Winter Twilight

On a clear winter's evening
The crescent moon 

And the round squirrels' nest
In the bare oak 

Are equal planets.

A Short Testament

Whatever harm I may have done 
In all my life in all your wide creation creation
If I cannot repair it 
I beg you to repair it, 

And then there are all the wounded 
The poor the deaf the lonely and the old
Whom I have roughly dismissed 
As if I were not one of them. 
Where I have wronged them by it 
And cannot make amends 
I ask you 
To comfort them to overflowing,

And where there are lives I may have withered around me,
Or lives of strangers far or near 
That I've destroyed in blind complicity, 
And if I cannot find them 
Or have no way to serve them,

Remember them. I beg you to remember them

When winter is over 
And all your unimaginable promises
Burst into song on death's bare branches.

Noel

When snow is shaken
From the balsam trees
And they're cut down 
And brought into our houses 

When clustered sparks 
Of many-colored fire
Appear at night 
In ordinary windows 

We hear and sing
The customary carols 

They bring us ragged miracles
And hay and candles 
And flowering weeds of poetry
That are loved all the more
Because they are so common 

But there are carols
That carry phrases 
Of the haunting music
Of the other world 
A music wild and dangerous
As a prophet's message 

Or the fresh truth of children
Who though they come to us
From our own bodies 
Are altogether new
With their small limbs
And birdlike voices 

They look at us
With their clear eyes 
And ask the piercing questions 
God alone can answer.

A List of Praises

Give praise with psalms that tell the trees to sing,
Give praise with Gospel choirs in storefront churches,
Mad with the joy of the Sabbath, 
Give praise with the babble of infants, who wake with the sun,
Give praise with children chanting their skip-rope rhymes, 
A poetry not in books, a vagrant mischievous poetry 
living wild on the Streets through generations of children.

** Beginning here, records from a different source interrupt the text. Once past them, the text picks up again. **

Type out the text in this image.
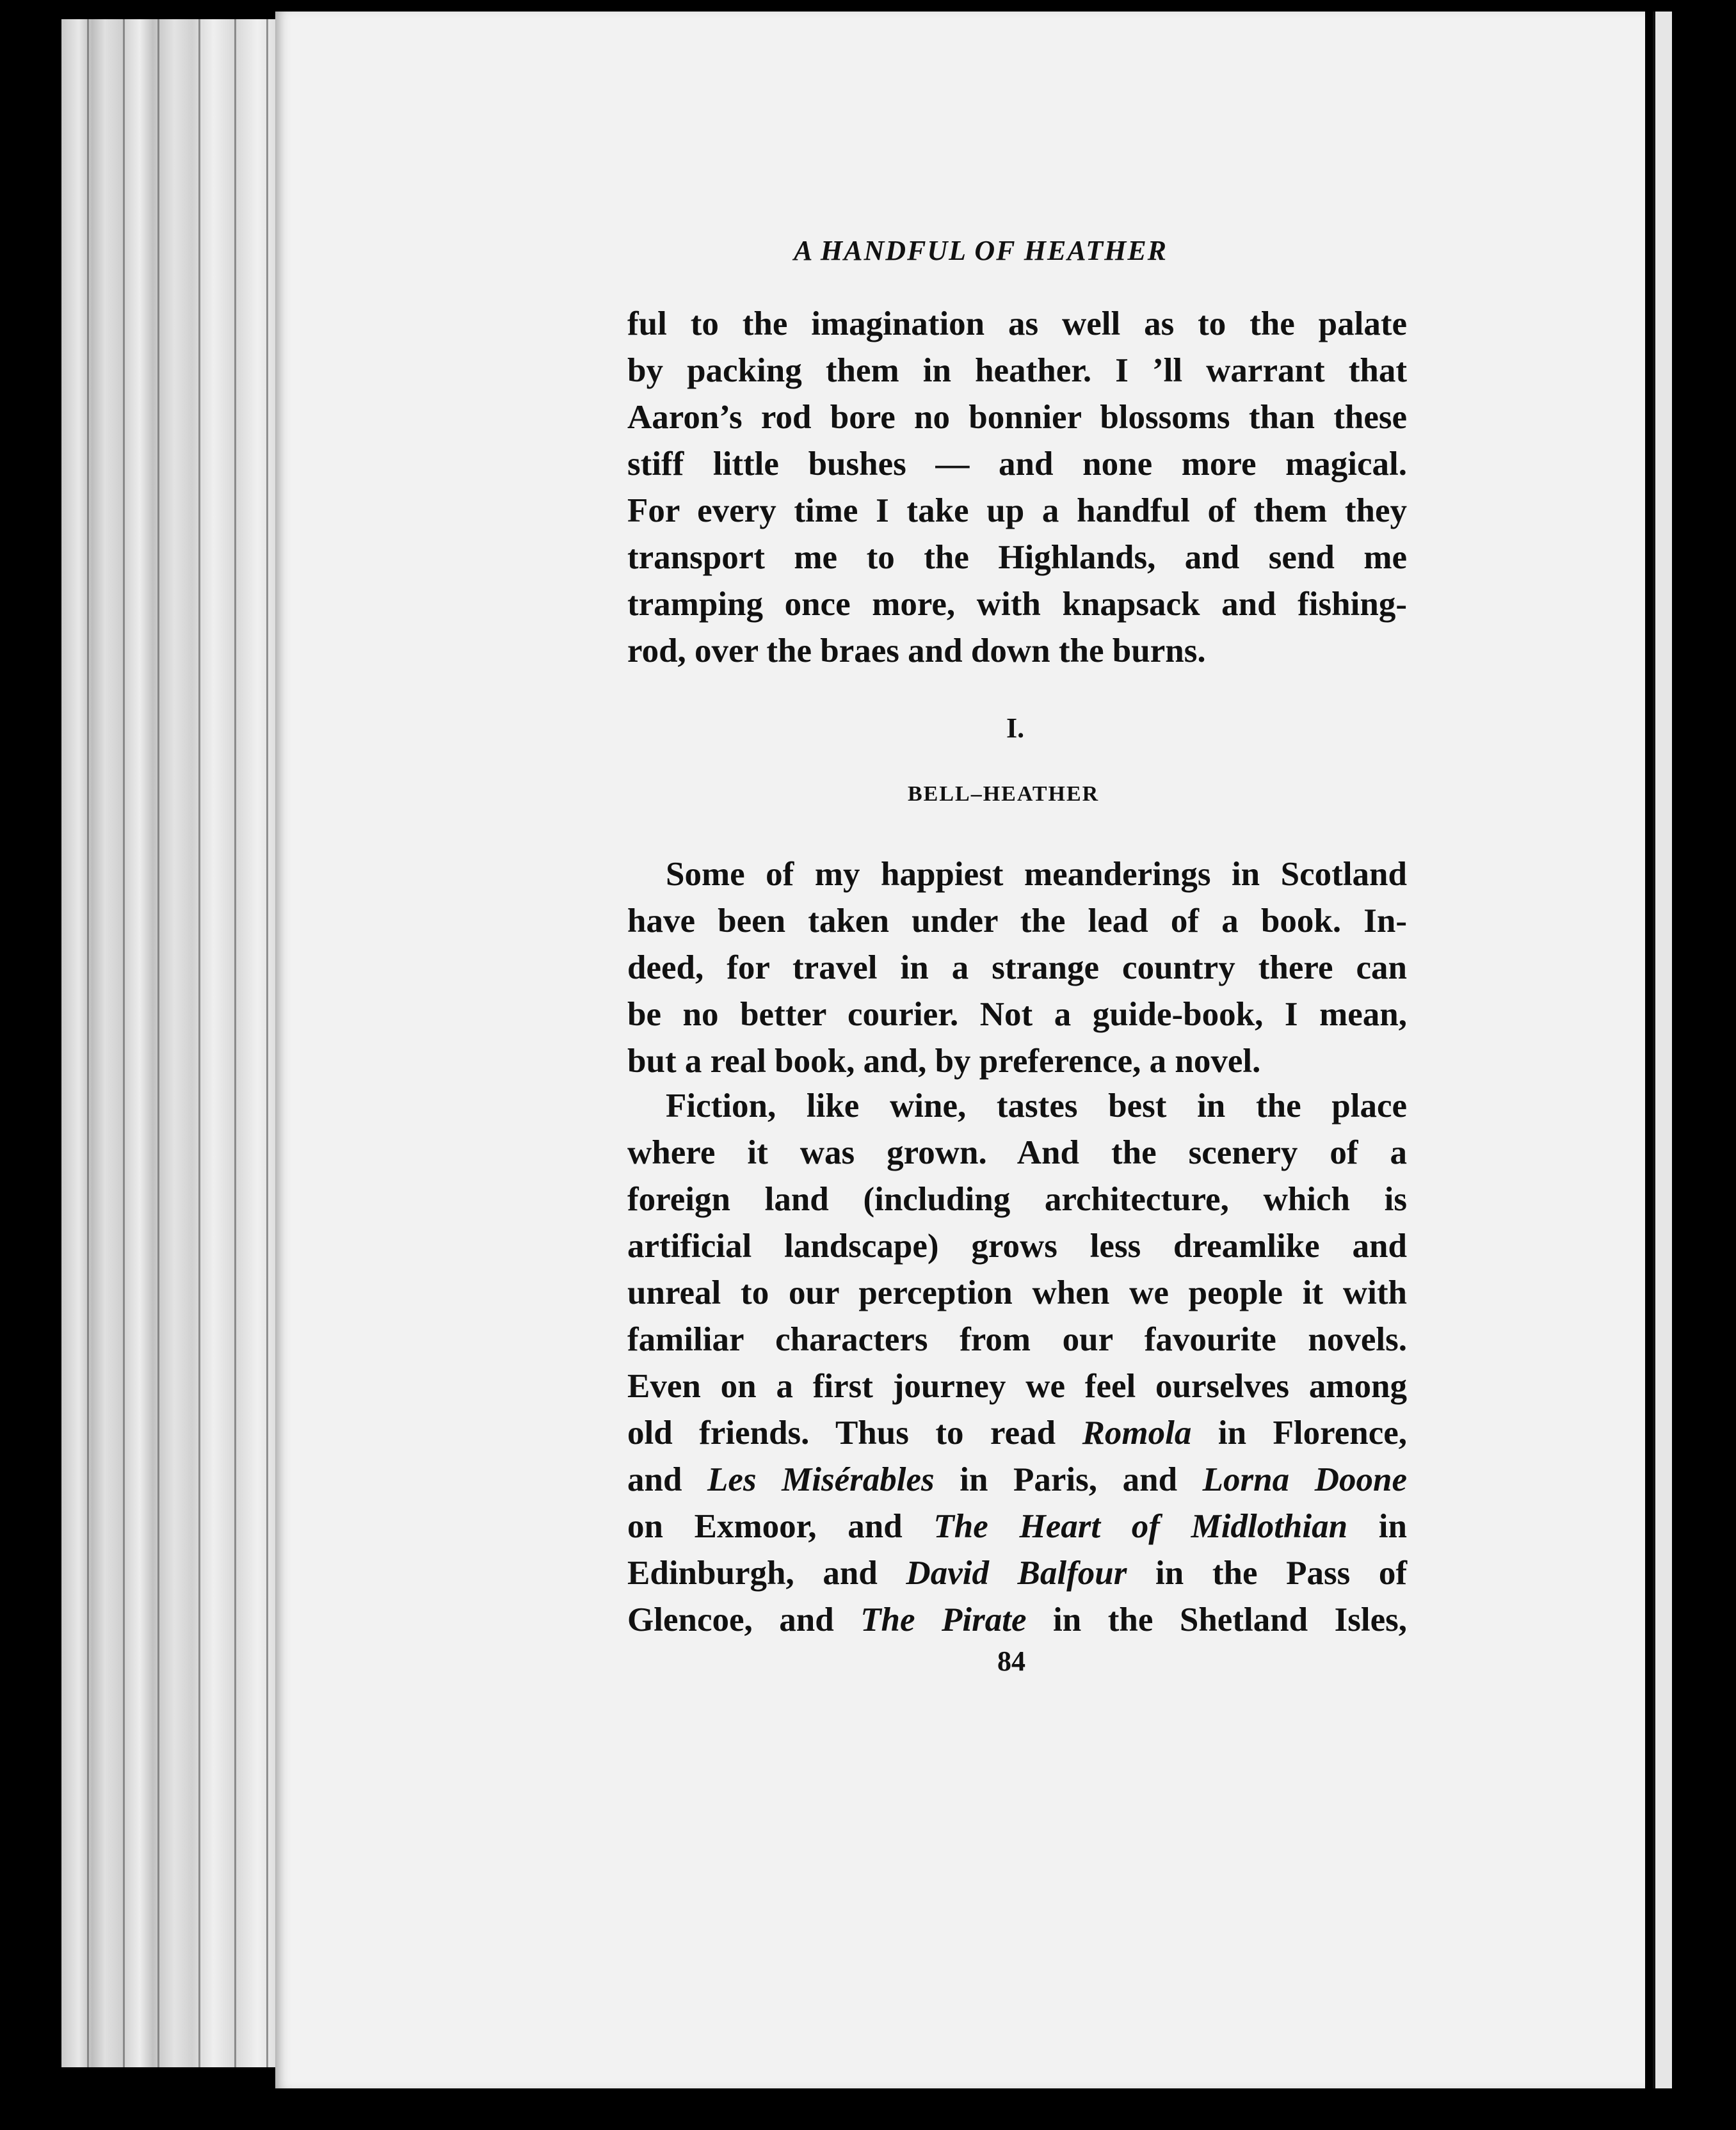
A HANDFUL OF HEATHER
ful to the imagination as well as to the palate
by packing them in heather. I ’ll warrant that
Aaron’s rod bore no bonnier blossoms than these
stiff little bushes — and none more magical.
For every time I take up a handful of them they
transport me to the Highlands, and send me
tramping once more, with knapsack and fishing-
rod, over the braes and down the burns.
I.
BELL–HEATHER
Some of my happiest meanderings in Scotland
have been taken under the lead of a book. In-
deed, for travel in a strange country there can
be no better courier. Not a guide-book, I mean,
but a real book, and, by preference, a novel.
Fiction, like wine, tastes best in the place
where it was grown. And the scenery of a
foreign land (including architecture, which is
artificial landscape) grows less dreamlike and
unreal to our perception when we people it with
familiar characters from our favourite novels.
Even on a first journey we feel ourselves among
old friends. Thus to read Romola in Florence,
and Les Misérables in Paris, and Lorna Doone
on Exmoor, and The Heart of Midlothian in
Edinburgh, and David Balfour in the Pass of
Glencoe, and The Pirate in the Shetland Isles,
84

Give praise with the sound of the milk-train far away 
With its mutter of wheels and long-drawn-out sweet whistle
As it speeds through the fields of sleep at three in the morning,
Give praise with the immense and peaceful sigh
Of the wind in the pinewoods, 
At night give praise with starry silences. 

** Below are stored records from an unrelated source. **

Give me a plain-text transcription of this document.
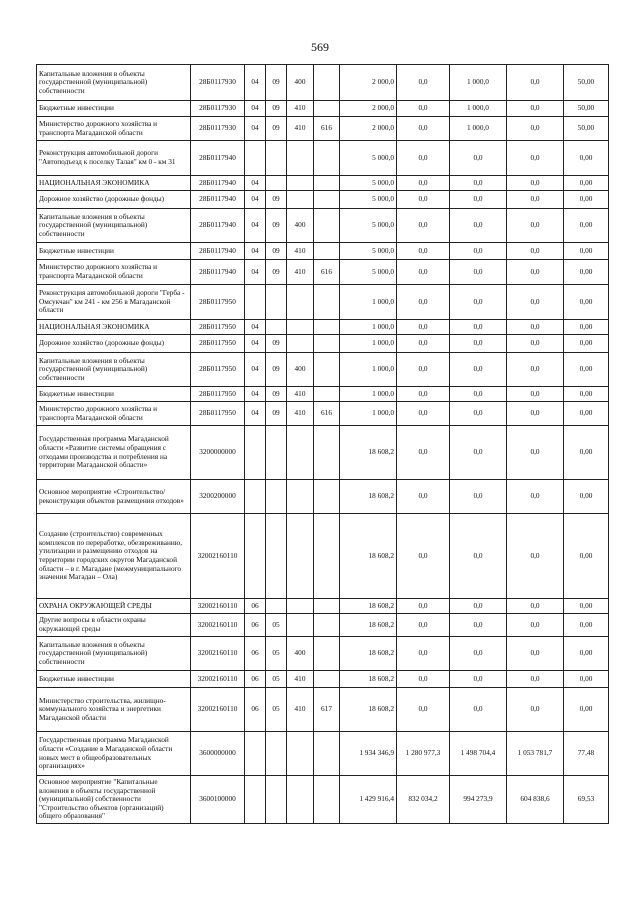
569
Капитальные вложения в объекты государственной (муниципальной) собственности	28Б0117930	04	09	400		2 000,0	0,0	1 000,0	0,0	50,00
Бюджетные инвестиции	28Б0117930	04	09	410		2 000,0	0,0	1 000,0	0,0	50,00
Министерство дорожного хозяйства и транспорта Магаданской области	28Б0117930	04	09	410	616	2 000,0	0,0	1 000,0	0,0	50,00
Реконструкция автомобильной дороги "Автоподъезд к поселку Талая" км 0 - км 31	28Б0117940					5 000,0	0,0	0,0	0,0	0,00
НАЦИОНАЛЬНАЯ ЭКОНОМИКА	28Б0117940	04				5 000,0	0,0	0,0	0,0	0,00
Дорожное хозяйство (дорожные фонды)	28Б0117940	04	09			5 000,0	0,0	0,0	0,0	0,00
Капитальные вложения в объекты государственной (муниципальной) собственности	28Б0117940	04	09	400		5 000,0	0,0	0,0	0,0	0,00
Бюджетные инвестиции	28Б0117940	04	09	410		5 000,0	0,0	0,0	0,0	0,00
Министерство дорожного хозяйства и транспорта Магаданской области	28Б0117940	04	09	410	616	5 000,0	0,0	0,0	0,0	0,00
Реконструкция автомобильной дороги "Герба - Омсукчан" км 241 - км 256 в Магаданской области	28Б0117950					1 000,0	0,0	0,0	0,0	0,00
НАЦИОНАЛЬНАЯ ЭКОНОМИКА	28Б0117950	04				1 000,0	0,0	0,0	0,0	0,00
Дорожное хозяйство (дорожные фонды)	28Б0117950	04	09			1 000,0	0,0	0,0	0,0	0,00
Капитальные вложения в объекты государственной (муниципальной) собственности	28Б0117950	04	09	400		1 000,0	0,0	0,0	0,0	0,00
Бюджетные инвестиции	28Б0117950	04	09	410		1 000,0	0,0	0,0	0,0	0,00
Министерство дорожного хозяйства и транспорта Магаданской области	28Б0117950	04	09	410	616	1 000,0	0,0	0,0	0,0	0,00
Государственная программа Магаданской области «Развитие системы обращения с отходами производства и потребления на территории Магаданской области»	3200000000					18 608,2	0,0	0,0	0,0	0,00
Основное мероприятие «Строительство/реконструкция объектов размещения отходов»	3200200000					18 608,2	0,0	0,0	0,0	0,00
Создание (строительство) современных комплексов по переработке, обезвреживанию, утилизации и размещению отходов на территории городских округов Магаданской области – в г. Магадане (межмуниципального значения Магадан – Ола)	32002160110					18 608,2	0,0	0,0	0,0	0,00
ОХРАНА ОКРУЖАЮЩЕЙ СРЕДЫ	32002160110	06				18 608,2	0,0	0,0	0,0	0,00
Другие вопросы в области охраны окружающей среды	32002160110	06	05			18 608,2	0,0	0,0	0,0	0,00
Капитальные вложения в объекты государственной (муниципальной) собственности	32002160110	06	05	400		18 608,2	0,0	0,0	0,0	0,00
Бюджетные инвестиции	32002160110	06	05	410		18 608,2	0,0	0,0	0,0	0,00
Министерство строительства, жилищно-коммунального хозяйства и энергетики Магаданской области	32002160110	06	05	410	617	18 608,2	0,0	0,0	0,0	0,00
Государственная программа Магаданской области «Создание в Магаданской области новых мест в общеобразовательных организациях»	3600000000					1 934 346,9	1 280 977,3	1 498 704,4	1 053 781,7	77,48
Основное мероприятие "Капитальные вложения в объекты государственной (муниципальной) собственности "Строительство объектов (организаций) общего образования"	3600100000					1 429 916,4	832 034,2	994 273,9	604 838,6	69,53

Give praise with the skirling of seagulls 
And the rattle and flap of sails 
And gongs of buoys rocked by the sea-swell
Out in the shipping-lanes beyond the harbor. 
Give praise with the humpback whales, 
Huge in the ocean they sing to one another.
 
Give praise with the rasp and sizzle of crickets, katydids and cicadas, 
Give praise with hum of bees, 
Give praise with the little peepers who live near water.
When they fill the marsh with a shimmer of bell-like cries
We know that the winter is over. 

Give praise with mockingbirds, day's nightingales.
Hour by hour they sing in the crepe myrtle 
And glossy tulip trees
On quiet side streets in southern towns.
 
Give praise with the rippling speech
Of the eider-duck and her ducklings
As they paddle their way downstream
In the red-gold morning 
On Restiguche, their cold river,
Salmon river, 
Wilderness river. 

Give praise with the whitethroat sparrow.
Far, far from the cities, 
Far even from the towns, 
With piercing innocence 
He sings in the spruce-tree tops,
Always four notes 
And four notes only. 

Give praise with water, 
With storms of rain and thunder 
And the small rains that sparkle as they dry,
And the faint floating ocean roar 
That fills the seaside villages, 
And the clear brooks that travel down the mountains 

And with this poem, a leaf on the vast flood,
And with the angels in that other country.